Setting the gradients of unselected parameters to zero works for SGD-type optimisers, but not for Adam, since it also updates internal moment estimates (first and second moments) even when grad = 0.
The expected behaviour is that for unselected parameters in an epoch, both their moment estimates and corresponding parameter values remain unchanged.
Could anyone suggest a way to achieve this behaviour?

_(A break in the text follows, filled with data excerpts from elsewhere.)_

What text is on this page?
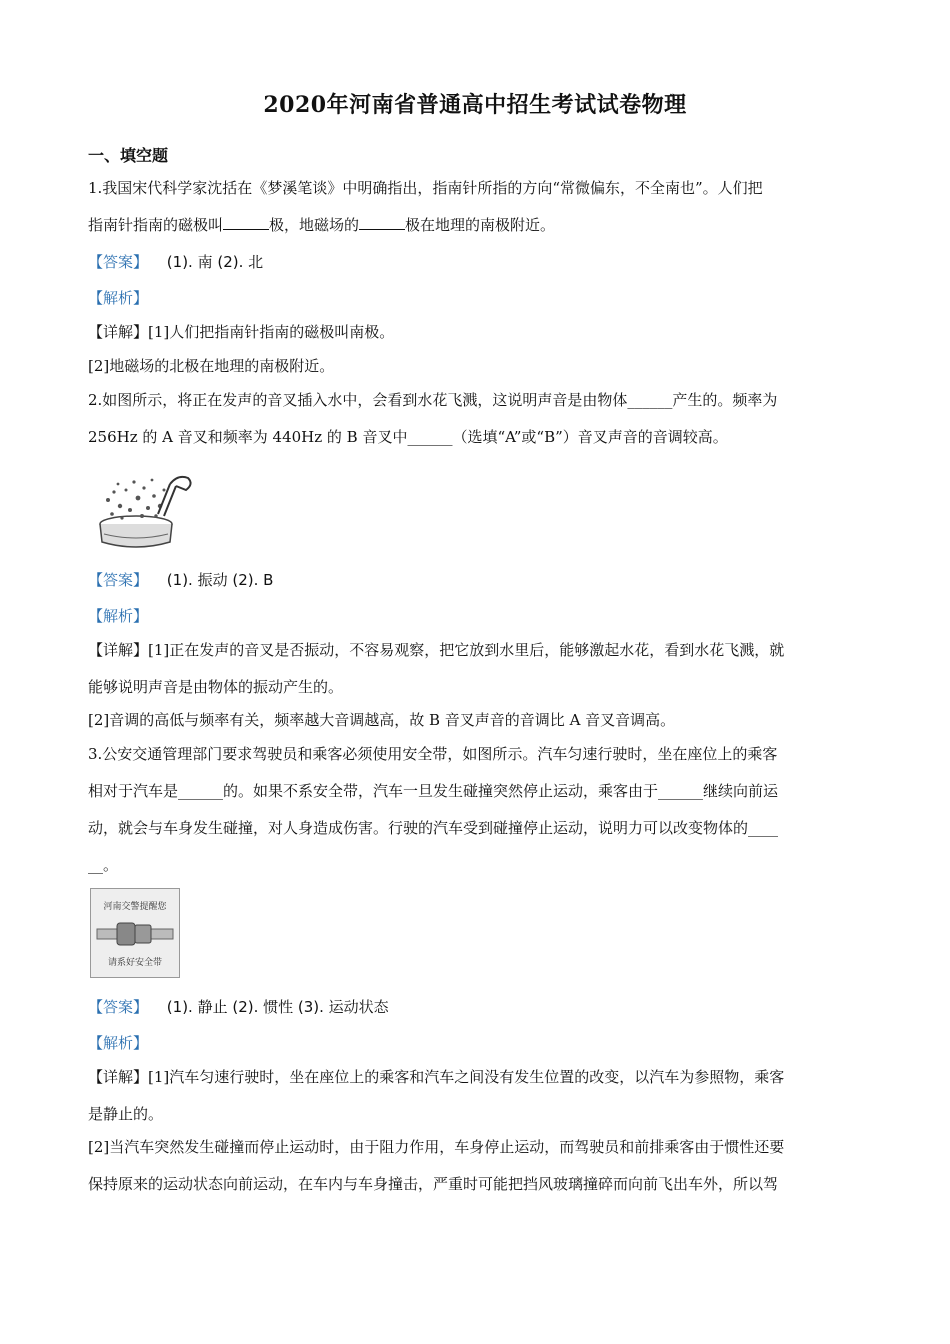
2020年河南省普通高中招生考试试卷物理
一、填空题
1.我国宋代科学家沈括在《梦溪笔谈》中明确指出，指南针所指的方向“常微偏东，不全南也”。人们把
指南针指南的磁极叫	极，地磁场的	极在地理的南极附近。
【答案】 (1). 南 (2). 北
【解析】
【详解】[1]人们把指南针指南的磁极叫南极。
[2]地磁场的北极在地理的南极附近。
2.如图所示，将正在发声的音叉插入水中，会看到水花飞溅，这说明声音是由物体______产生的。频率为
256Hz 的 A 音叉和频率为 440Hz 的 B 音叉中______（选填“A”或“B”）音叉声音的音调较高。
【答案】 (1). 振动 (2). B
【解析】
【详解】[1]正在发声的音叉是否振动，不容易观察，把它放到水里后，能够激起水花，看到水花飞溅，就
能够说明声音是由物体的振动产生的。
[2]音调的高低与频率有关，频率越大音调越高，故 B 音叉声音的音调比 A 音叉音调高。
3.公安交通管理部门要求驾驶员和乘客必须使用安全带，如图所示。汽车匀速行驶时，坐在座位上的乘客
相对于汽车是______的。如果不系安全带，汽车一旦发生碰撞突然停止运动，乘客由于______继续向前运
动，就会与车身发生碰撞，对人身造成伤害。行驶的汽车受到碰撞停止运动，说明力可以改变物体的____
__。
河南交警提醒您
请系好安全带
【答案】 (1). 静止 (2). 惯性 (3). 运动状态
【解析】
【详解】[1]汽车匀速行驶时，坐在座位上的乘客和汽车之间没有发生位置的改变，以汽车为参照物，乘客
是静止的。
[2]当汽车突然发生碰撞而停止运动时，由于阻力作用，车身停止运动，而驾驶员和前排乘客由于惯性还要
保持原来的运动状态向前运动，在车内与车身撞击，严重时可能把挡风玻璃撞碎而向前飞出车外，所以驾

Below is the sample code I tried,
def setting_seed_in_torch(seed):
import random
import numpy as np
import torch
random.seed(seed)
np.random.seed(seed)
torch.manual_seed(seed)
torch.backends.cudnn.deterministic = True
torch.backends.cudnn.benchmark = False
setting_seed_in_torch(1)
x = torch.rand(1000, 5, dtype=torch.float64)
y = torch.rand(1000, 1, dtype=torch.float64)
class Net(nn.Module):
def __init__(self):
super().__init__()
self.fc = nn.Linear(5, 1)
def forward(self, x):
return torch.relu(self.fc(x))
model = Net().to(dtype=torch.float64)
optimizer = optim.Adam(model.parameters(), lr=1e-3)
criterion = nn.MSELoss()
def zero_out_gradient_elements(indices):
w = model.fc.weight
with torch.no_grad():
for i in indices:
w.grad[0, i] = 0.
for epoch in range(10):
optimizer.zero_grad()
indices = sorted(np.random.permutation(5)[:2])
y_hat = model(x)
loss = criterion(y_hat, y)
loss.backward()
zero_out_gradient_elements(indices)
print(f'{indices=}')
print('before -> ', model.fc.weight.ravel().numpy(force=True))
optimizer.step()
print('after -> ', model.fc.weight.ravel().numpy(force=True))
print('*' * 50)